The perception of susceptibility to HIV/AIDS and benefits of condom use were used to measure the individual perception of susceptibility to HIV/AIDS as follows: “everyone can be infected by HIV;” “HIV-infected people and ordinary people are difficult to separate;” “HIV can be spread through sexual transmission;” and “HIV also can be transmitted by oral sex.”. Correct answers were credited with a score of one, while incorrect answers or responses of “do not know” received a score of zero. The sum of the score of each question was converted into a total score, with a maximum of 4 (Cronbach’s alpha, 0.81). Another four items related to condom use during sexual intercourse were also used to measure the perception of benefits of condom use by the participants, and the sum of the score of each question was converted into a total score, with a maximum of 4 (Cronbach’s alpha, 0.75).
The safe sex self-efficacy was investigated as follows: CCU with clients when sexually excited; reject clients who looked clean and offered more money not to use condoms; reject clients who refused to used a condom; use condoms with intoxicated clients. The sum of the score of each question was converted into a total score, with the maximum of 4 (Cronbach’s alpha, 0.63).
Environmental-structural support was enabling and reinforcing factors supporting condom use in the establishment as follows: the perceived level of safe sex information exchange among employees; support from the establishment owner about the important of condom use during commercial sexual services; accessibility of condoms in the establishment; accessibility of HIV voluntary testing performed by government hospitals or the CDC; support from community physicians about health advise; health education and health promotion on HIV/AIDS from regular intervention for high-risk population; and getting free condom from family planning departments ( Cronbach’s alpha, 0.71).

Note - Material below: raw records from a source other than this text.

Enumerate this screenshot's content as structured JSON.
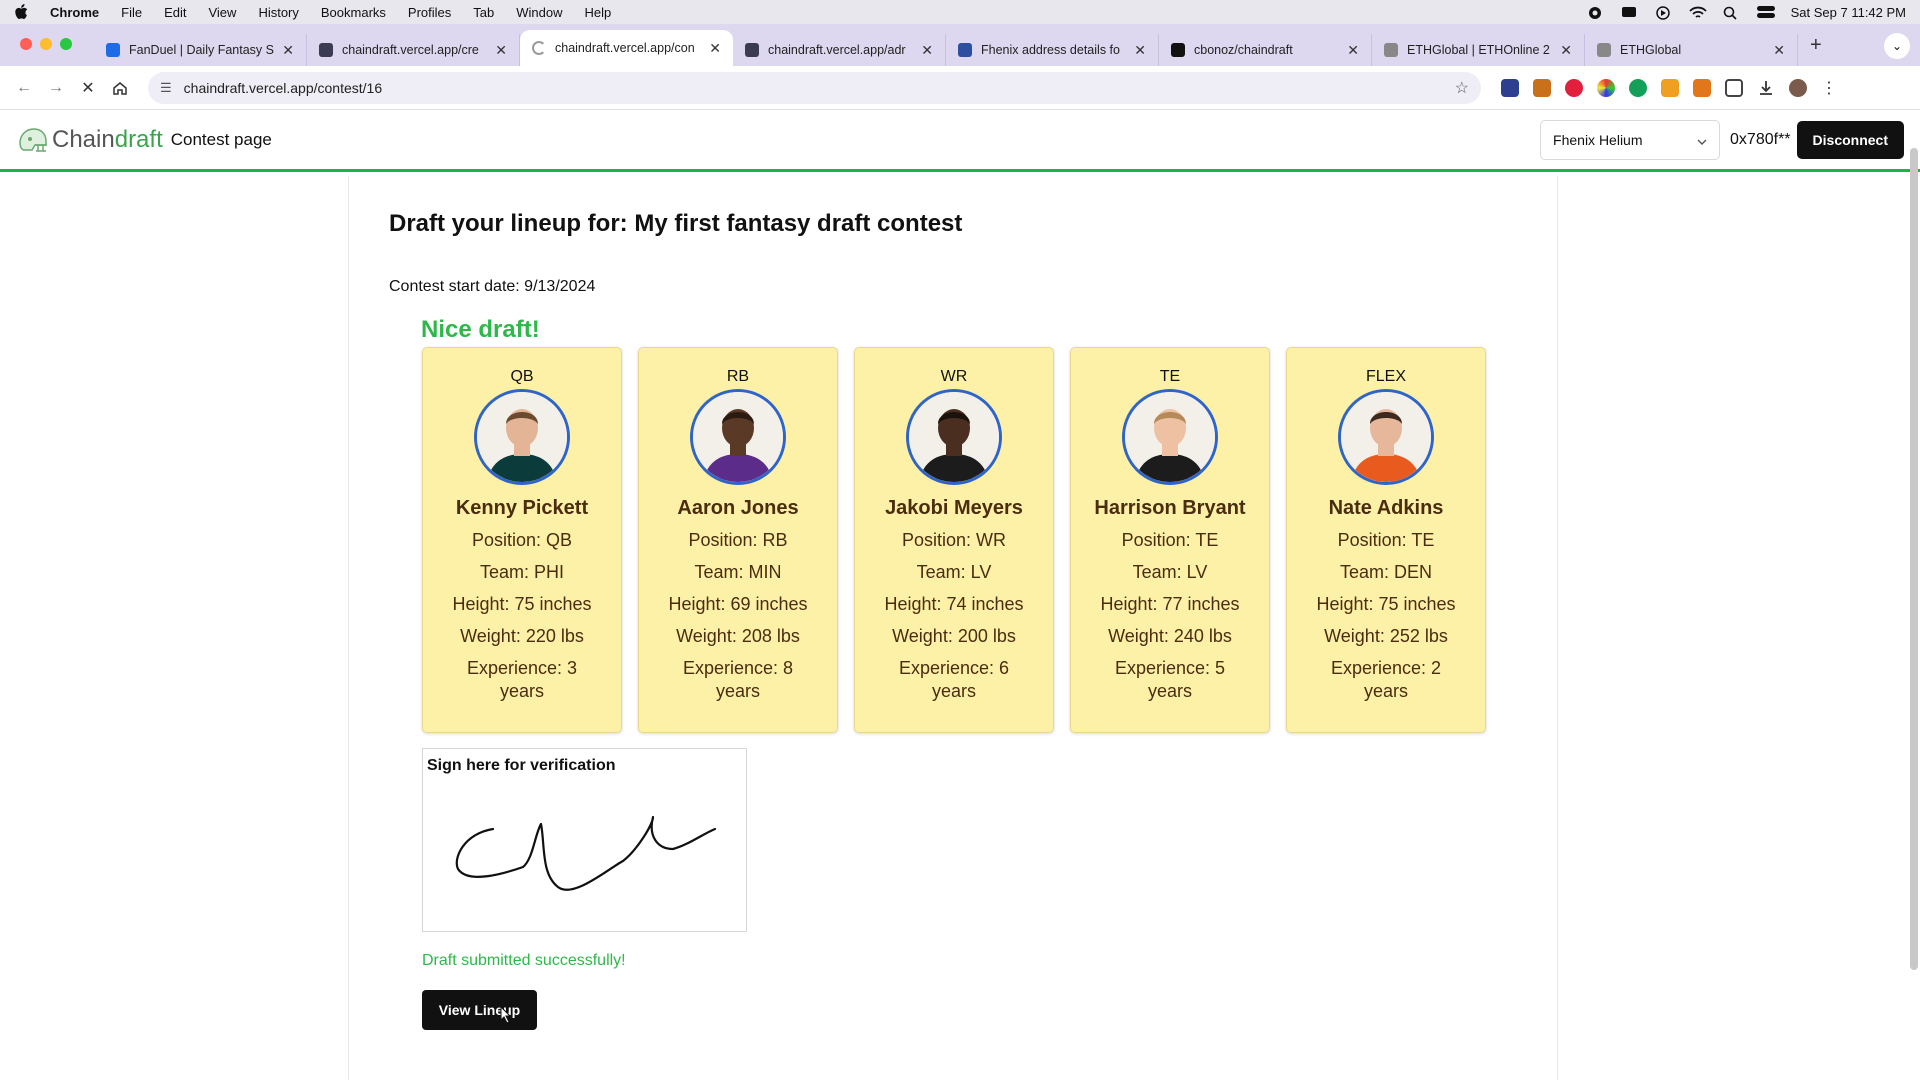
{
  "menubar": {
    "app": "Chrome",
    "items": [
      "File",
      "Edit",
      "View",
      "History",
      "Bookmarks",
      "Profiles",
      "Tab",
      "Window",
      "Help"
    ],
    "clock": "Sat Sep 7  11:42 PM"
  },
  "tabs": [
    {
      "title": "FanDuel | Daily Fantasy S",
      "color": "#1e6be8"
    },
    {
      "title": "chaindraft.vercel.app/cre",
      "color": "#3b3b54"
    },
    {
      "title": "chaindraft.vercel.app/con",
      "color": "#9a9a9a"
    },
    {
      "title": "chaindraft.vercel.app/adr",
      "color": "#3b3b54"
    },
    {
      "title": "Fhenix address details fo",
      "color": "#2d4fa0"
    },
    {
      "title": "cbonoz/chaindraft",
      "color": "#111111"
    },
    {
      "title": "ETHGlobal | ETHOnline 2",
      "color": "#888888"
    },
    {
      "title": "ETHGlobal",
      "color": "#888888"
    }
  ],
  "active_tab_index": 2,
  "omnibox": {
    "url": "chaindraft.vercel.app/contest/16"
  },
  "app": {
    "logo_chain": "Chain",
    "logo_draft": "draft",
    "page_label": "Contest page",
    "network": "Fhenix Helium",
    "address": "0x780f**",
    "disconnect_label": "Disconnect"
  },
  "contest": {
    "heading": "Draft your lineup for: My first fantasy draft contest",
    "start_date": "Contest start date: 9/13/2024",
    "nice_draft": "Nice draft!",
    "players": [
      {
        "slot": "QB",
        "name": "Kenny Pickett",
        "position": "Position: QB",
        "team": "Team: PHI",
        "height": "Height: 75 inches",
        "weight": "Weight: 220 lbs",
        "experience": "Experience: 3 years",
        "jersey": "#0c3b3b",
        "skin": "#e3b596",
        "hair": "#6b4a2e"
      },
      {
        "slot": "RB",
        "name": "Aaron Jones",
        "position": "Position: RB",
        "team": "Team: MIN",
        "height": "Height: 69 inches",
        "weight": "Weight: 208 lbs",
        "experience": "Experience: 8 years",
        "jersey": "#5b2c8a",
        "skin": "#5a3a26",
        "hair": "#2a1a10"
      },
      {
        "slot": "WR",
        "name": "Jakobi Meyers",
        "position": "Position: WR",
        "team": "Team: LV",
        "height": "Height: 74 inches",
        "weight": "Weight: 200 lbs",
        "experience": "Experience: 6 years",
        "jersey": "#1c1c1c",
        "skin": "#4a2f20",
        "hair": "#1b120b"
      },
      {
        "slot": "TE",
        "name": "Harrison Bryant",
        "position": "Position: TE",
        "team": "Team: LV",
        "height": "Height: 77 inches",
        "weight": "Weight: 240 lbs",
        "experience": "Experience: 5 years",
        "jersey": "#1c1c1c",
        "skin": "#eec1a3",
        "hair": "#b58a5a"
      },
      {
        "slot": "FLEX",
        "name": "Nate Adkins",
        "position": "Position: TE",
        "team": "Team: DEN",
        "height": "Height: 75 inches",
        "weight": "Weight: 252 lbs",
        "experience": "Experience: 2 years",
        "jersey": "#e85a1e",
        "skin": "#e6b79a",
        "hair": "#3b2a1d"
      }
    ],
    "sign_label": "Sign here for verification",
    "success_message": "Draft submitted successfully!",
    "view_lineup_label": "View Lineup"
  }
}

Consistent condom use was measured using a five-point Likert scale, as follows: “Have you always, almost always, sometimes, almost never or never use condoms during commercial sexual service (the primary dependent variable of our study).” FSWs were considered to use condoms consistently if they answered “always” compared to inconsistently, which was defined as “almost always, sometimes, almost never and never” [22].
Data entry and analysis
Data were double-entered using Epidata 3.0 software. All statistical analyses were performed using the Statistical Package for Social Sciences (SPSS) for Windows. Generalized assessments were made using the mean, standard deviation, and percentages. A chi-square test was used to compare differences in socio-demographic characteristics between the suburbs and central city. For multivariate analysis, the continuous independent variables were examined for normalcy and were categorized by the median. The dependent variable (condom use) was dichotomized into consistent (always) versus non-consistent (almost always, sometimes, almost never, or never) and a binary logistic regression was used to determine the predictors of CCU. To address potential collinearity among the variables, we added the variables to the regression model at a time by a forward stepwise approach, and the significant level was 0.05.